Le ministre a plaidé pour un soutien à la coopération triangulaire, soulevant la nécessité d’initiatives concrètes dans des domaines cruciaux tels que le financement et le transfert de technologies. Pour lui, il est essentiel que ces initiatives répondent aux besoins spécifiques des pays en développement, tout en respectant des valeurs fondamentales comme la souveraineté nationale et la solidarité entre partenaires afin de réduire les inégalités mondiales.

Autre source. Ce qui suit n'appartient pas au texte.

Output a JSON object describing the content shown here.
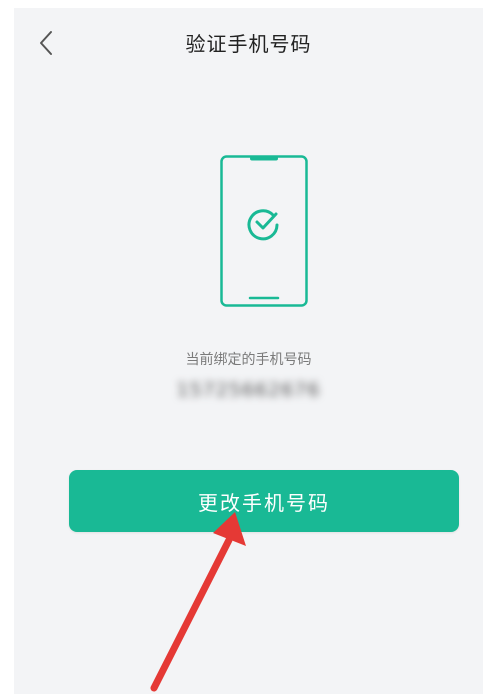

L’industrie automobile : un exemple de synergie potentielle
En lien avec le thème de la coopération triangulaire, l’industrie automobile tunisienne se présente comme un modèle de synergies possibles entre l’Afrique, l’Europe et le reste du monde. Myriam Elloumi, présidente de l’Association Tunisienne de l’Automobile (TAA), souligne que "dans ces temps critiques, il est crucial d’identifier nos partenaires et de faire face ensemble aux crises".
Elle note que plus de 80 % des exportations tunisiennes se dirigent vers l’Europe, en particulier vers l’Allemagne, et que les difficultés rencontrées par les entreprises européennes ont un impact direct sur la Tunisie. Toutefois, elle met en avant la capacité de l’industrie automobile tunisienne à innover, notamment dans le domaine des solutions logicielles et de l’intelligence artificielle. D’après elle, la Tunisie est bien positionnée pour devenir un hub compétent, capable de contribuer au développement de l’ensemble du continent africain.
Transformer les défis en opportunités
Myriam Elloumi insiste sur la nécessité de repenser la compétitivité et la diversification. Face à la concurrence asiatique, elle appelle à davantage de collaborations et à l’identification des synergies entre les industriels tunisiens, européens et allemands. "Lorsque les défis se multiplient d’un côté, il est essentiel de se repositionner. En renforçant le marché automobile africain, nous pouvons établir un partenariat véritablement bénéfique pour toutes les parties", affirme-t-elle.
Elle conclut que la coopération triangulaire, soutenue par des initiatives comme le forum "Salma Dialogue", est cruciale pour surmonter les crises actuelles. Avec les compétences, l’innovation et les ressources adéquates, la Tunisie peut jouer un rôle central dans cette dynamique, permettant ainsi de maximiser le potentiel de chacun et d’œuvrer pour un avenir durable.